The Prompt and Fair Pay Act amends title XVIII to require Medicare Advantage (MA) organizations to pay providers and suppliers at least the amount payable under original Medicare (parts A and B), including cost‑based methodologies, in any contract with a provider. That parity obligation applies to plan years beginning on or after January 1, 2027.

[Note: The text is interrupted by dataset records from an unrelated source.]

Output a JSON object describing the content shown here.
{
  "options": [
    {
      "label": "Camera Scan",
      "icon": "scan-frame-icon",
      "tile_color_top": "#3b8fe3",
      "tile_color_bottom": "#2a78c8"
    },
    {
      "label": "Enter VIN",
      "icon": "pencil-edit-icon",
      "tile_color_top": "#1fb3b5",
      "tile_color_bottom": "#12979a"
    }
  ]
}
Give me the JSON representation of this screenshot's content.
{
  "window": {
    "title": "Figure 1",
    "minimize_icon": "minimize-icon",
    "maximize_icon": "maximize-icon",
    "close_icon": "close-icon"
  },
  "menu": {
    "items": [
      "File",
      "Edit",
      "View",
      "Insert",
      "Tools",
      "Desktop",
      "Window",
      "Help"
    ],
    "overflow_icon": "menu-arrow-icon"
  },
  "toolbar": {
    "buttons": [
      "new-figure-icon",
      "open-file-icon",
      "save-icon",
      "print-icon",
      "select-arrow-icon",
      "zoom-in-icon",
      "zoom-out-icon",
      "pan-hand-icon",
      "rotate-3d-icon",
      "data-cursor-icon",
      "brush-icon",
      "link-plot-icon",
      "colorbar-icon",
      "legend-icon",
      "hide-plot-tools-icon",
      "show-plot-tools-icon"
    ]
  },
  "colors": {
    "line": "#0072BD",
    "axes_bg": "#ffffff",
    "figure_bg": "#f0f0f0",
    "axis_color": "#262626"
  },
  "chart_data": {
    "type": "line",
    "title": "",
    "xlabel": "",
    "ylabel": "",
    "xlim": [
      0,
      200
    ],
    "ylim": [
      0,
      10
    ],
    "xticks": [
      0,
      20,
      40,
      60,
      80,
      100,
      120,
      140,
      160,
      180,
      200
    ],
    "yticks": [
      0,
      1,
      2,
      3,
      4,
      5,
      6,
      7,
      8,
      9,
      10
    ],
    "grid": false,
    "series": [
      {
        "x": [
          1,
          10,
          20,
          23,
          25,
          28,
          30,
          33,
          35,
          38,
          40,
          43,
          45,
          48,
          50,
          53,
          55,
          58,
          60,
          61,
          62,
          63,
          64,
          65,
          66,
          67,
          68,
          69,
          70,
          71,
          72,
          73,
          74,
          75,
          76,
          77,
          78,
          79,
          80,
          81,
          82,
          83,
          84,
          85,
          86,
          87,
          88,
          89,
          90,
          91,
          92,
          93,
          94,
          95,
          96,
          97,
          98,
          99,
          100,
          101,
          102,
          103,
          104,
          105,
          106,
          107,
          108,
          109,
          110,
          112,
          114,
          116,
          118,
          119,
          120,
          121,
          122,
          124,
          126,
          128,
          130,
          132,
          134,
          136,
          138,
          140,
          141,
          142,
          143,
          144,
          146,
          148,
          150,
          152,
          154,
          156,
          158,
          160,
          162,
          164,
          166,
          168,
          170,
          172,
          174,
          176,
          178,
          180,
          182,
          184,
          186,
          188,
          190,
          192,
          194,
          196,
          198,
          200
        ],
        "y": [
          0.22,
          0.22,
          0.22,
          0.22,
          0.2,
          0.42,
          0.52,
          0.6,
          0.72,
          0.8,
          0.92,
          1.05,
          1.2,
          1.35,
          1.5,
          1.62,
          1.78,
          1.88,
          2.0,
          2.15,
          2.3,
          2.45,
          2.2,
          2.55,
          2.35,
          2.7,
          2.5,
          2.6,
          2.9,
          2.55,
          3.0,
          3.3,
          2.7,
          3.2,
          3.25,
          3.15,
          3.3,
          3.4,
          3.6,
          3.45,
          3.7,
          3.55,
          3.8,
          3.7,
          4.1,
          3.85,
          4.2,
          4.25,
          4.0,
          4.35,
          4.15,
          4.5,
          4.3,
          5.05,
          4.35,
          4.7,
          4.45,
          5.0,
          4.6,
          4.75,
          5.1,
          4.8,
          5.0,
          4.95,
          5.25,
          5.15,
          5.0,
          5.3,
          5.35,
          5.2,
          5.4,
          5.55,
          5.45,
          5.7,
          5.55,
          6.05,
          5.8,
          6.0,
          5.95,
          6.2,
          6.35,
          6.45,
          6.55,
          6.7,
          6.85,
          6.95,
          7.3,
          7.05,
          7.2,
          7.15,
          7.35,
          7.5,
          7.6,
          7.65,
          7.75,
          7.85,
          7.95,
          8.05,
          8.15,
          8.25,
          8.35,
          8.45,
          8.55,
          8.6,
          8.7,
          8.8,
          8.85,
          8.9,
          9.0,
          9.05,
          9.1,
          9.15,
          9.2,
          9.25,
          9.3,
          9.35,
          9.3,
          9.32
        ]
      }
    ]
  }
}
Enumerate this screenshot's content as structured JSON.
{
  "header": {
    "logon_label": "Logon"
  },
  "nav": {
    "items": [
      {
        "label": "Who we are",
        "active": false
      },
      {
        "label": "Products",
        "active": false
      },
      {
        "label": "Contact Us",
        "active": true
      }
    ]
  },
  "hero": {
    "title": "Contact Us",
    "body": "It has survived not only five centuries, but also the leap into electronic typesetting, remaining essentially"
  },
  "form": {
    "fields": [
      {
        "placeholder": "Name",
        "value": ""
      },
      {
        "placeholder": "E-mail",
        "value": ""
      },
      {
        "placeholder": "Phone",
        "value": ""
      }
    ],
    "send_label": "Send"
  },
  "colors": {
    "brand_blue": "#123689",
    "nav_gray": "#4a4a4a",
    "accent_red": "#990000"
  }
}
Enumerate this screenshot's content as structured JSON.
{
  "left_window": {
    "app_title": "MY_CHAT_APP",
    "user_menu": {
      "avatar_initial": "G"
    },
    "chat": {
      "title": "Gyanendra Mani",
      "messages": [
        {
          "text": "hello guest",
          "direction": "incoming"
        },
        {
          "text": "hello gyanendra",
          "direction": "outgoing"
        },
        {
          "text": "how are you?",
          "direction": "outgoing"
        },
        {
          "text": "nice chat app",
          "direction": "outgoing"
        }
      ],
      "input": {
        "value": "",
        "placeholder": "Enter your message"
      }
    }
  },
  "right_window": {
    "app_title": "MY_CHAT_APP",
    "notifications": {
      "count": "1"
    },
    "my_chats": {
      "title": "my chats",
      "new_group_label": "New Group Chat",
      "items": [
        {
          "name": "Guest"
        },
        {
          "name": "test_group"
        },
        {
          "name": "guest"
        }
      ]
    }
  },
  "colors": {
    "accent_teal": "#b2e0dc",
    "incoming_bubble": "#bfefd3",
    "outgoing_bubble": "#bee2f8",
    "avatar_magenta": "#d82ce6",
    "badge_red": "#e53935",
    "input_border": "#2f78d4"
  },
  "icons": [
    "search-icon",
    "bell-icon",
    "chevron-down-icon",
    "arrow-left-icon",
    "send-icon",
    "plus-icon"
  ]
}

The bill also creates an enforceable prompt‑payment regime for in‑network claims: it defines “clean claims,” sets electronic and non‑electronic payment deadlines, requires timely deficiency notices, mandates electronic funds transfer when requested, and imposes interest on late payments while preserving anti‑retaliation protections. The Secretary may sanction MA organizations that violate the prompt‑payment rules.
At a Glance
What It Does
The bill amends section 1857 to add a payment‑parity requirement tying MA contract payments to original Medicare fee‑for‑service amounts and inserts a new prompt‑payment paragraph that prescribes deadlines, notice rules, and interest for clean in‑network claims. It also expands enforcement authority to treat prompt‑payment breaches as sanctionable conduct.
Who It Affects
Directly affects MA organizations, network hospitals and clinician groups, DME suppliers, and third‑party billing operations that submit claims to MA plans. CMS must adjust contract review and enforcement processes. Indirectly affects beneficiaries through network stability and provider participation decisions.
Why It Matters
This is a structural change to how MA plans must compensate providers and to the timing of payments. It shifts cash‑flow risk and administrative burdens toward plans, creates new compliance requirements for providers and plans, and establishes a new lever for CMS to police MA payment practices.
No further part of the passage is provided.